Echos SFO 2018.
Au contact de nouvelles lentilles

Les lentilles pour prévenir et guérir ?

Le contrôle de la myopie est un enjeu majeur de santé publique puisqu’il de­vrait concerner 5 milliards d’individus dans le monde en 2050 contre 2,5 milliards aujour­d’hui. La grande nouveauté en orthokératologie a été mise en avant lors du symposium Precilens avec la présentation de la lentille DRL Prévention. La défocalisation en périphérie augmente avec les lunettes chez les enfants myopes. L’image se forme ainsi légèrement en arrière du fait de la courbure sclérale (défocalisation hypermétropique). Le but de cette nouvelle lentille est de stimuler l’arrêt de la croissance de l’œil (figure 1).
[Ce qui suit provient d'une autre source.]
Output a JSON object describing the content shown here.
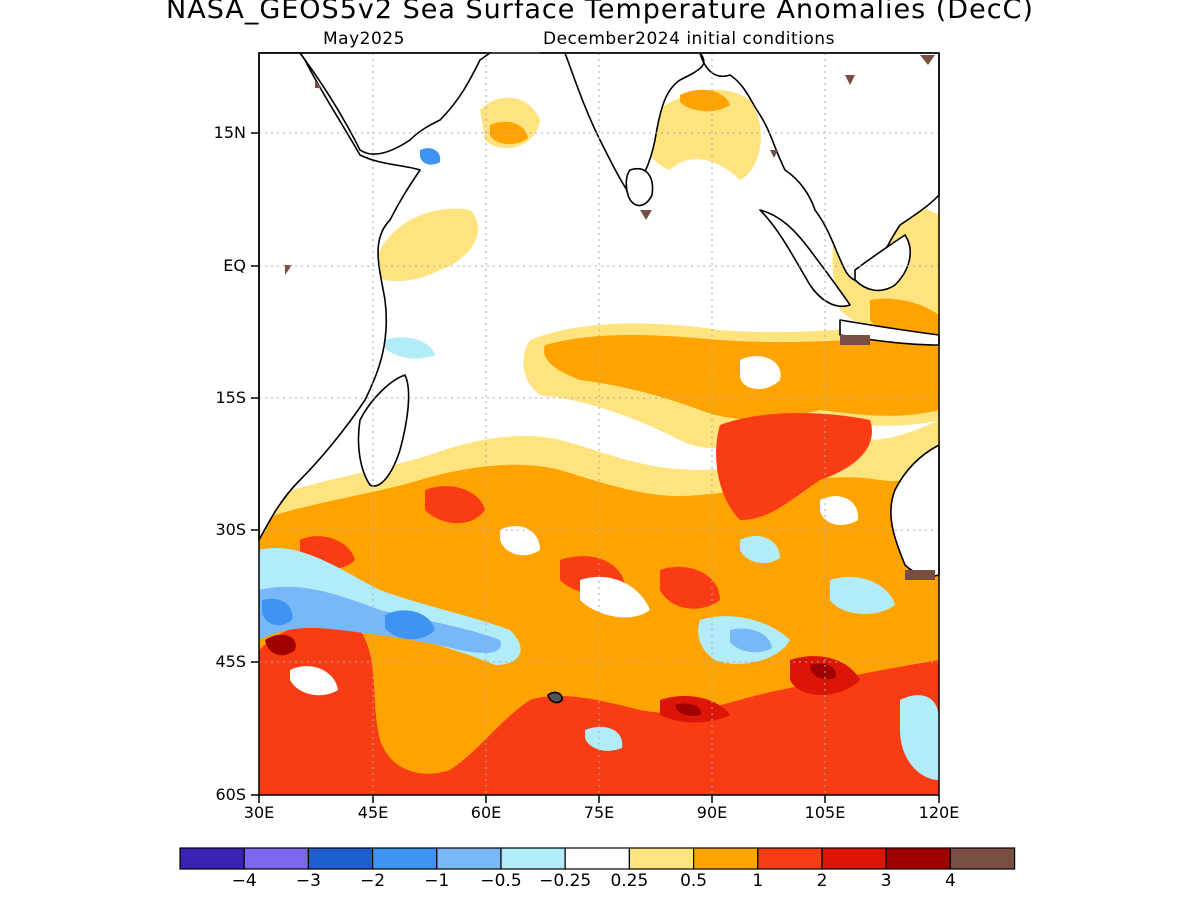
{
  "title": "NASA_GEOS5v2 Sea Surface Temperature Anomalies (DecC)",
  "subtitle_left": "May2025",
  "subtitle_right": "December2024 initial conditions",
  "y_ticks": [
    "15N",
    "EQ",
    "15S",
    "30S",
    "45S",
    "60S"
  ],
  "x_ticks": [
    "30E",
    "45E",
    "60E",
    "75E",
    "90E",
    "105E",
    "120E"
  ],
  "colorbar": {
    "colors": [
      "#3a23b4",
      "#7b68ee",
      "#1e5fd0",
      "#3f94f2",
      "#78b8f8",
      "#b1ecf8",
      "#ffffff",
      "#ffe37e",
      "#ffa300",
      "#fa3c14",
      "#dc1506",
      "#a00000",
      "#784e43"
    ],
    "labels": [
      "−4",
      "−3",
      "−2",
      "−1",
      "−0.5",
      "−0.25",
      "0.25",
      "0.5",
      "1",
      "2",
      "3",
      "4"
    ]
  }
}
Son ­design est basé sur une zone optique réduite, plus proche du centre de l’aire pupillaire, avec une meilleure défocalisation périphérique et un double réservoir de larmes (un premier qui renforce l’effet freinateur et augmente la quantité d’addition générée, et un second pour un meilleur ­centra­ge et une efficacité renforcée du traite­ment) (figure 2). Cette lentille de nuit est indiquée chez l’enfant pour des myopies jusqu’à -4 D. Elle s’adapte avec les paramètres suivants : le K (rayon cornéen), le M (myopie à corriger), le C (astigmatismes cornéens) et le P (changement de la zone tangente d’appui périphérique).

Quel confort pour les lentilles rigides ?
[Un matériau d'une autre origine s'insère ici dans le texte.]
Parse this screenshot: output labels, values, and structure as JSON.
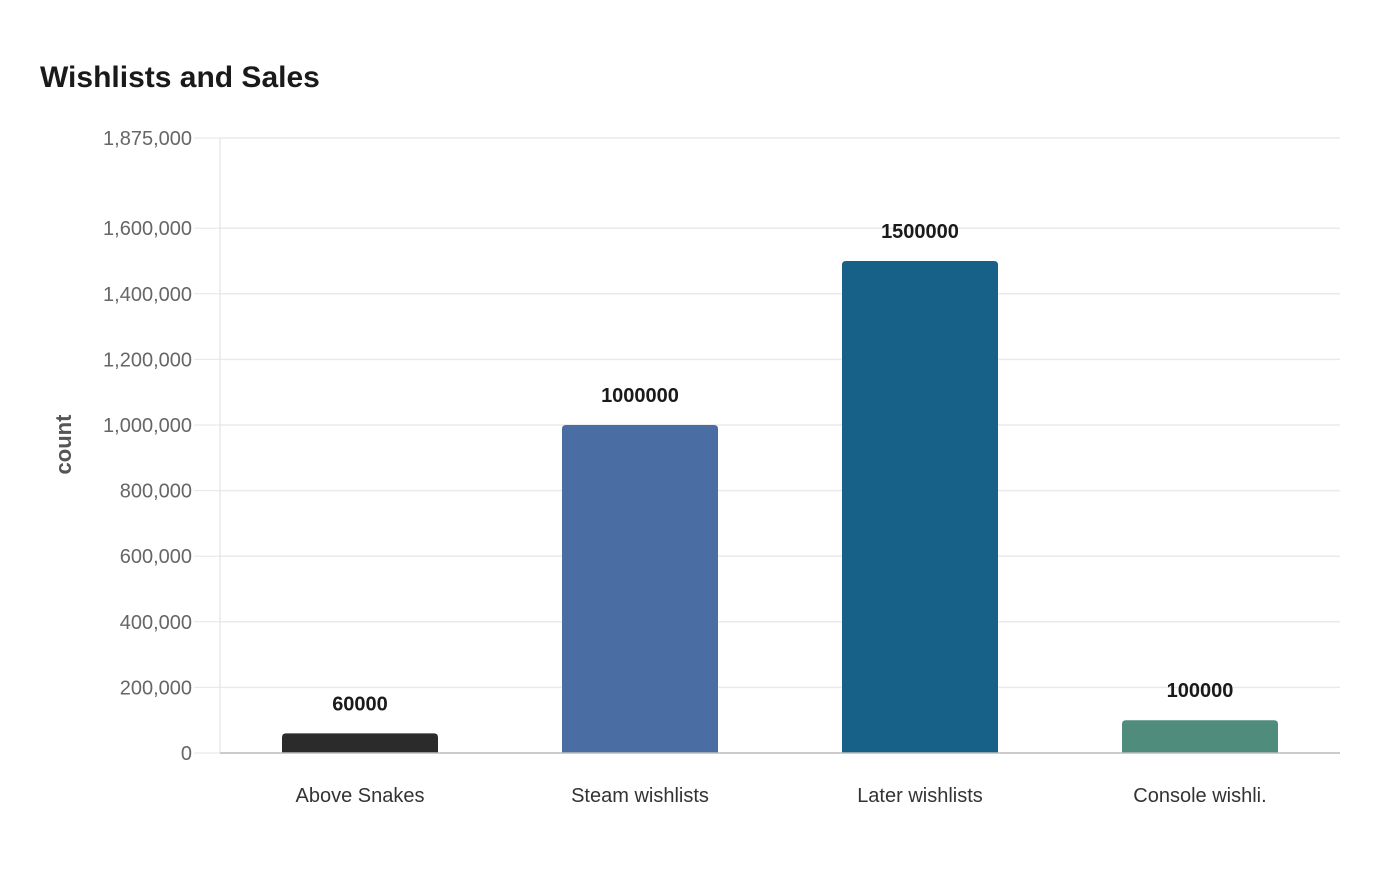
{
  "chart_data": {
    "type": "bar",
    "title": "Wishlists and Sales",
    "xlabel": "",
    "ylabel": "count",
    "categories": [
      "Above Snakes",
      "Steam wishlists",
      "Later wishlists",
      "Console wishli."
    ],
    "values": [
      60000,
      1000000,
      1500000,
      100000
    ],
    "value_labels": [
      "60000",
      "1000000",
      "1500000",
      "100000"
    ],
    "colors": [
      "#2b2b2b",
      "#4a6ea3",
      "#176189",
      "#4f8c7c"
    ],
    "ylim": [
      0,
      1875000
    ],
    "yticks": [
      0,
      200000,
      400000,
      600000,
      800000,
      1000000,
      1200000,
      1400000,
      1600000,
      1875000
    ],
    "ytick_labels": [
      "0",
      "200,000",
      "400,000",
      "600,000",
      "800,000",
      "1,000,000",
      "1,200,000",
      "1,400,000",
      "1,600,000",
      "1,875,000"
    ],
    "grid": true,
    "legend": "none"
  }
}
Les laboratoires LCS ont élargi leur gamme de lentilles rigides avec l’arrivée de l’EyeBrid AirKone (figure 3).

La géométrie, destinée aux patients atteints d’un kératocône, est la même mais en version hybride. L’objectif est d’améliorer le confort, frein principal à l’adaptation chez des patients souvent atopiques, et donc l’observance et le centrage de la lentille. L’adaptation est la même qu’avec la lentille AirKone. La zone rigide est ­définie en fonction du Ro, l’edge lift est variable de -2 à +3, et la jupe disponible de -1 (moins plate) à +1 (plus plate). La nouveauté chez Dencott en lentille minisclérale s’appelle OneFit. Elle est indiquée chez les patients présentant une sécheresse oculaire et ne tolérant pas les lentilles souples ou perméables au gaz de petit diamètre, et chez ceux ayant des cornées prolates, ectasiques ou cicatricielles. Elle passe en pont sur la cornée et sur le limbe avec un appui scléral. Le Dk/e est d’environ 35 pour une lentille de 200 µm d’épaisseur, avec un ménisque de larmes idéalement de 150 à 170 µm au centre. Le diamètre standard est de 14,90 mm. L’avantage de cette lentille est son adaptation assez aisée puisqu’elle se base sur le méridien le plus plat. La clairance au point le plus cambré de la cornée est ensuite analysée, autour de 250 µm à la pose. Sont ensuite vérifiés le dégagement au limbe et la périphérie.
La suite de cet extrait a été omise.